Some of the biggest names in bowls in New Zealand has been confirmed in the North (Te Ika-M-āui) and South (Te Waipounamu) Island teams for the new inter-island challenge in September.
The North v South Challenge will be contested at the Hopes Dunedin Indoor Stadium, 3-5 September in a Ryder Cup type format with 18 players announced including some of the legends of the game.
Both teams have a mix of experience and youth and are dominated by national and overseas medal winners. Jo Edwards and Val Smith are included in the South team up against rivals such as Selina Smith (nee Goddard) from the North who is 26-years-old and has already won a Commonwealth Games medal.
Seamus Curtin from Wellington is just 21-years-old but has the experienced Michael Galloway from Auckland in his team as well as Chris Le Lievre who is bowling out of Queensland at the present.
One of the female team members for the North is Debbie White from Hamilton who can’t wait for the tournament to start.

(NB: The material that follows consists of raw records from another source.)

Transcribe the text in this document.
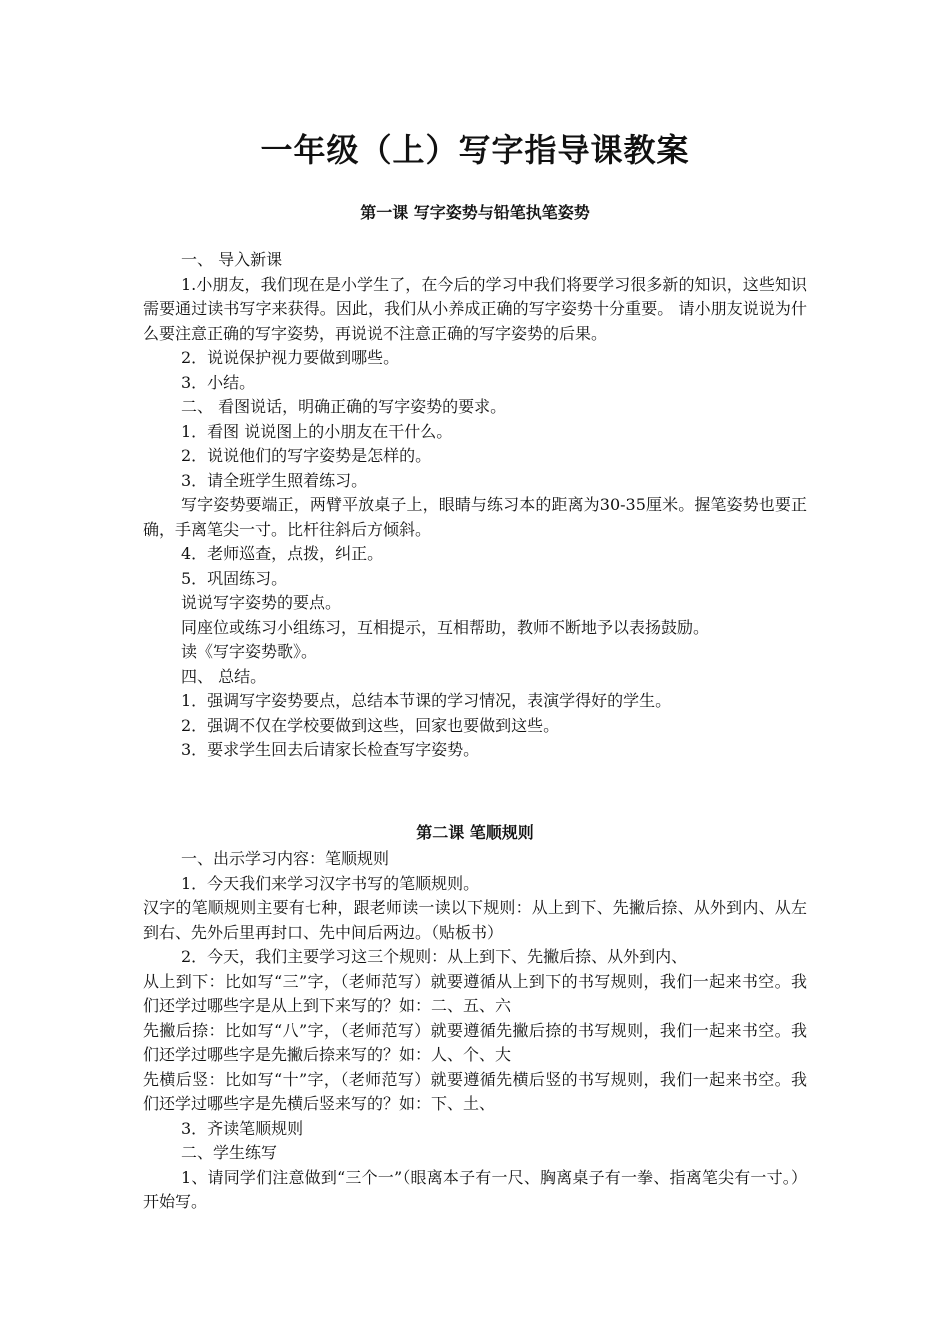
一年级（上）写字指导课教案
第一课 写字姿势与铅笔执笔姿势

一、 导入新课

1.小朋友，我们现在是小学生了，在今后的学习中我们将要学习很多新的知识，这些知识需要通过读书写字来获得。因此，我们从小养成正确的写字姿势十分重要。 请小朋友说说为什么要注意正确的写字姿势，再说说不注意正确的写字姿势的后果。

2．说说保护视力要做到哪些。

3．小结。

二、 看图说话，明确正确的写字姿势的要求。

1．看图 说说图上的小朋友在干什么。

2．说说他们的写字姿势是怎样的。

3．请全班学生照着练习。

写字姿势要端正，两臂平放桌子上，眼睛与练习本的距离为30-35厘米。握笔姿势也要正确，手离笔尖一寸。比杆往斜后方倾斜。

4．老师巡查，点拨，纠正。

5．巩固练习。

说说写字姿势的要点。

同座位或练习小组练习，互相提示，互相帮助，教师不断地予以表扬鼓励。

读《写字姿势歌》。

四、 总结。

1．强调写字姿势要点，总结本节课的学习情况，表演学得好的学生。

2．强调不仅在学校要做到这些，回家也要做到这些。

3．要求学生回去后请家长检查写字姿势。

第二课 笔顺规则

一、出示学习内容：笔顺规则

1．今天我们来学习汉字书写的笔顺规则。

汉字的笔顺规则主要有七种，跟老师读一读以下规则：从上到下、先撇后捺、从外到内、从左到右、先外后里再封口、先中间后两边。（贴板书）

2．今天，我们主要学习这三个规则：从上到下、先撇后捺、从外到内、

从上到下：比如写“三”字，（老师范写）就要遵循从上到下的书写规则，我们一起来书空。我们还学过哪些字是从上到下来写的？如：二、五、六

先撇后捺：比如写“八”字，（老师范写）就要遵循先撇后捺的书写规则，我们一起来书空。我们还学过哪些字是先撇后捺来写的？如：人、个、大

先横后竖：比如写“十”字，（老师范写）就要遵循先横后竖的书写规则，我们一起来书空。我们还学过哪些字是先横后竖来写的？如：下、土、

3．齐读笔顺规则

二、学生练写

1、请同学们注意做到“三个一”（眼离本子有一尺、胸离桌子有一拳、指离笔尖有一寸。）开始写。
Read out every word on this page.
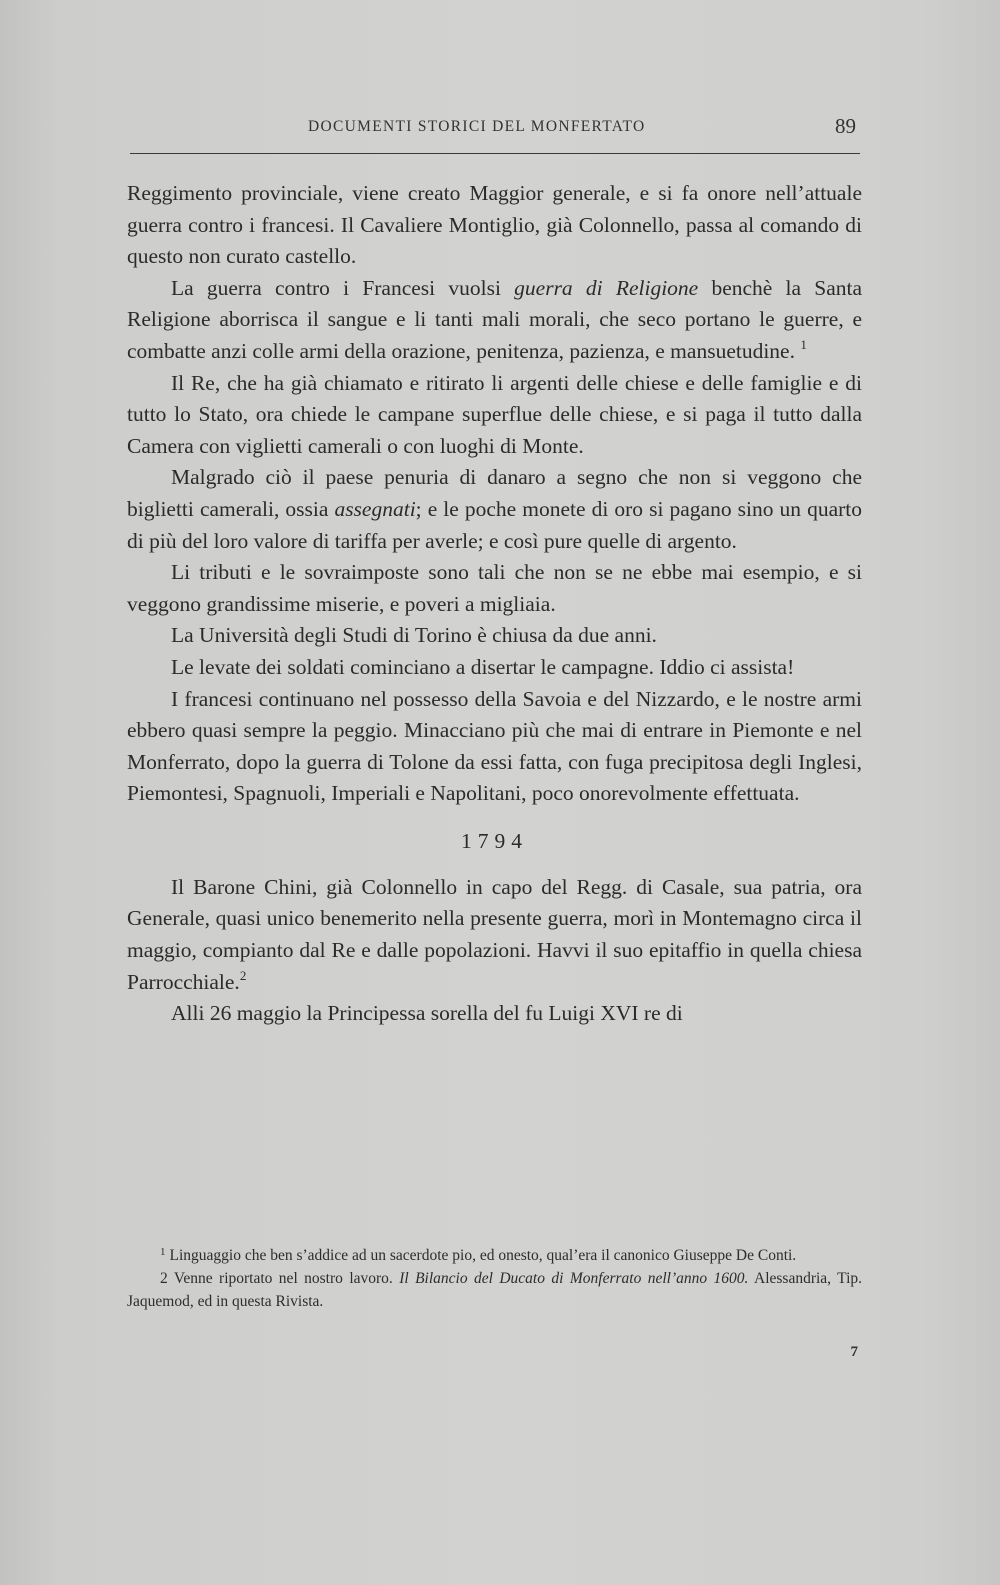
DOCUMENTI STORICI DEL MONFERTATO	89

Reggimento provinciale, viene creato Maggior generale, e si fa onore nell’attuale guerra contro i francesi. Il Cavaliere Montiglio, già Colonnello, passa al comando di questo non curato castello.

La guerra contro i Francesi vuolsi guerra di Religione benchè la Santa Religione aborrisca il sangue e li tanti mali morali, che seco portano le guerre, e combatte anzi colle armi della orazione, penitenza, pazienza, e mansuetudine. $^1$

Il Re, che ha già chiamato e ritirato li argenti delle chiese e delle famiglie e di tutto lo Stato, ora chiede le campane superflue delle chiese, e si paga il tutto dalla Camera con viglietti camerali o con luoghi di Monte.

Malgrado ciò il paese penuria di danaro a segno che non si veggono che biglietti camerali, ossia assegnati; e le poche monete di oro si pagano sino un quarto di più del loro valore di tariffa per averle; e così pure quelle di argento.

Li tributi e le sovraimposte sono tali che non se ne ebbe mai esempio, e si veggono grandissime miserie, e poveri a migliaia.

La Università degli Studi di Torino è chiusa da due anni.

Le levate dei soldati cominciano a disertar le campagne. Iddio ci assista!

I francesi continuano nel possesso della Savoia e del Nizzardo, e le nostre armi ebbero quasi sempre la peggio. Minacciano più che mai di entrare in Piemonte e nel Monferrato, dopo la guerra di Tolone da essi fatta, con fuga precipitosa degli Inglesi, Piemontesi, Spagnuoli, Imperiali e Napolitani, poco onorevolmente effettuata.

1794

Il Barone Chini, già Colonnello in capo del Regg. di Casale, sua patria, ora Generale, quasi unico benemerito nella presente guerra, morì in Montemagno circa il maggio, compianto dal Re e dalle popolazioni. Havvi il suo epitaffio in quella chiesa Parrocchiale.$^2$

Alli 26 maggio la Principessa sorella del fu Luigi XVI re di

$^1$ Linguaggio che ben s’addice ad un sacerdote pio, ed onesto, qual’era il canonico Giuseppe De Conti.

2 Venne riportato nel nostro lavoro. Il Bilancio del Ducato di Monferrato nell’anno 1600. Alessandria, Tip. Jaquemod, ed in questa Rivista.

7
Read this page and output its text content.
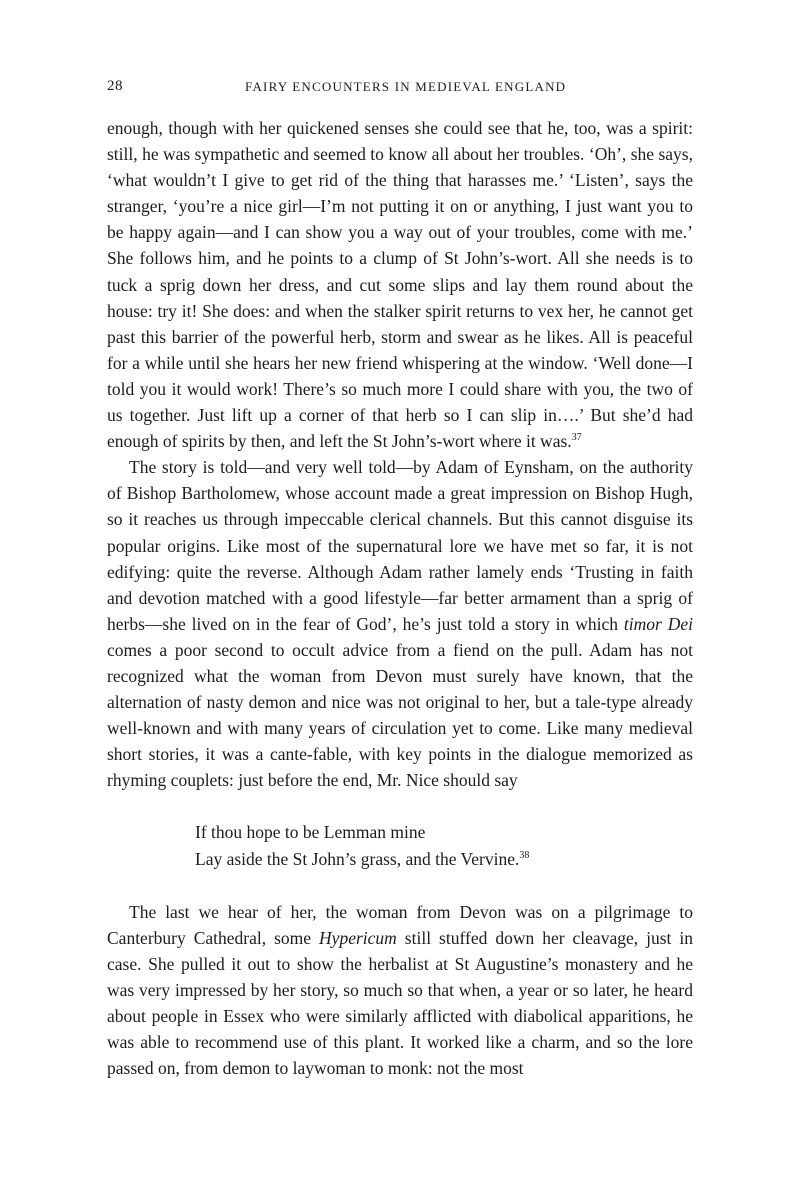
28	FAIRY ENCOUNTERS IN MEDIEVAL ENGLAND

enough, though with her quickened senses she could see that he, too, was a spirit: still, he was sympathetic and seemed to know all about her troubles. ‘Oh’, she says, ‘what wouldn’t I give to get rid of the thing that harasses me.’ ‘Listen’, says the stranger, ‘you’re a nice girl—I’m not putting it on or anything, I just want you to be happy again—and I can show you a way out of your troubles, come with me.’ She follows him, and he points to a clump of St John’s-wort. All she needs is to tuck a sprig down her dress, and cut some slips and lay them round about the house: try it! She does: and when the stalker spirit returns to vex her, he cannot get past this barrier of the powerful herb, storm and swear as he likes. All is peaceful for a while until she hears her new friend whispering at the window. ‘Well done—I told you it would work! There’s so much more I could share with you, the two of us together. Just lift up a corner of that herb so I can slip in….’ But she’d had enough of spirits by then, and left the St John’s-wort where it was.$^{37}$

The story is told—and very well told—by Adam of Eynsham, on the authority of Bishop Bartholomew, whose account made a great impression on Bishop Hugh, so it reaches us through impeccable clerical channels. But this cannot disguise its popular origins. Like most of the supernatural lore we have met so far, it is not edifying: quite the reverse. Although Adam rather lamely ends ‘Trusting in faith and devotion matched with a good lifestyle—far better armament than a sprig of herbs—she lived on in the fear of God’, he’s just told a story in which timor Dei comes a poor second to occult advice from a fiend on the pull. Adam has not recognized what the woman from Devon must surely have known, that the alternation of nasty demon and nice was not original to her, but a tale-type already well-known and with many years of circulation yet to come. Like many medieval short stories, it was a cante-fable, with key points in the dialogue memorized as rhyming couplets: just before the end, Mr. Nice should say

If thou hope to be Lemman mine
Lay aside the St John’s grass, and the Vervine.$^{38}$

The last we hear of her, the woman from Devon was on a pilgrimage to Canterbury Cathedral, some Hypericum still stuffed down her cleavage, just in case. She pulled it out to show the herbalist at St Augustine’s monastery and he was very impressed by her story, so much so that when, a year or so later, he heard about people in Essex who were similarly afflicted with diabolical apparitions, he was able to recommend use of this plant. It worked like a charm, and so the lore passed on, from demon to laywoman to monk: not the most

“I am absolutely super excited. It’s such an exciting event to be named in a team for.. I think the whole team thing is going to be epic. Dunedin is a happy hunting ground for me, Bev (Corbett) and I actually won a pairs title there. It’s going to be interesting over the winter, we’re in our off season now.” But will the North take out the title? “Dam straight. Of course we are, absolutely, go the North,” said White.
The South men contain big names such as Ali Forsyth, Gary Lawson, Shannon McIlroy and Mike Kernaghan who have won almost too many medals at national and international level to mention. There are five bowlers in total from Nelson in the South team while Gore is represented by the flamboyant Sheldon Bagrie-Howley who has made his mark in the Bowls3five competition over the past couple of years.
South para bowler, Bruce Wakefield from Christchurch is adamant his team will win and loves the new format.
“It’s absolutely brilliant to be named in the South Island team. There’s nothing like north v south rivalry. I’m a big fan of golf and the Ryder Cup format has a sudden death-ness of it every game is crucial, a brilliant concept. I’ve played there before a few years ago, but it’s changed a bit since then. As long as it’s consistent and you can play your shots on it. It doesn’t really matter what the surface is, you can adapt to it.”
Teams have eight male and eight female competitors as well as two para bowlers (male and female) for each team.
Day one of the event will feature two men’s and two women’s fours. Day two is nine mixed pairs (including mixed para pairs) and the final day is a huge 18 singles (including para bowlers v para bowlers).
In the past there have been North v South events but not in this new format and not always on a regular basis.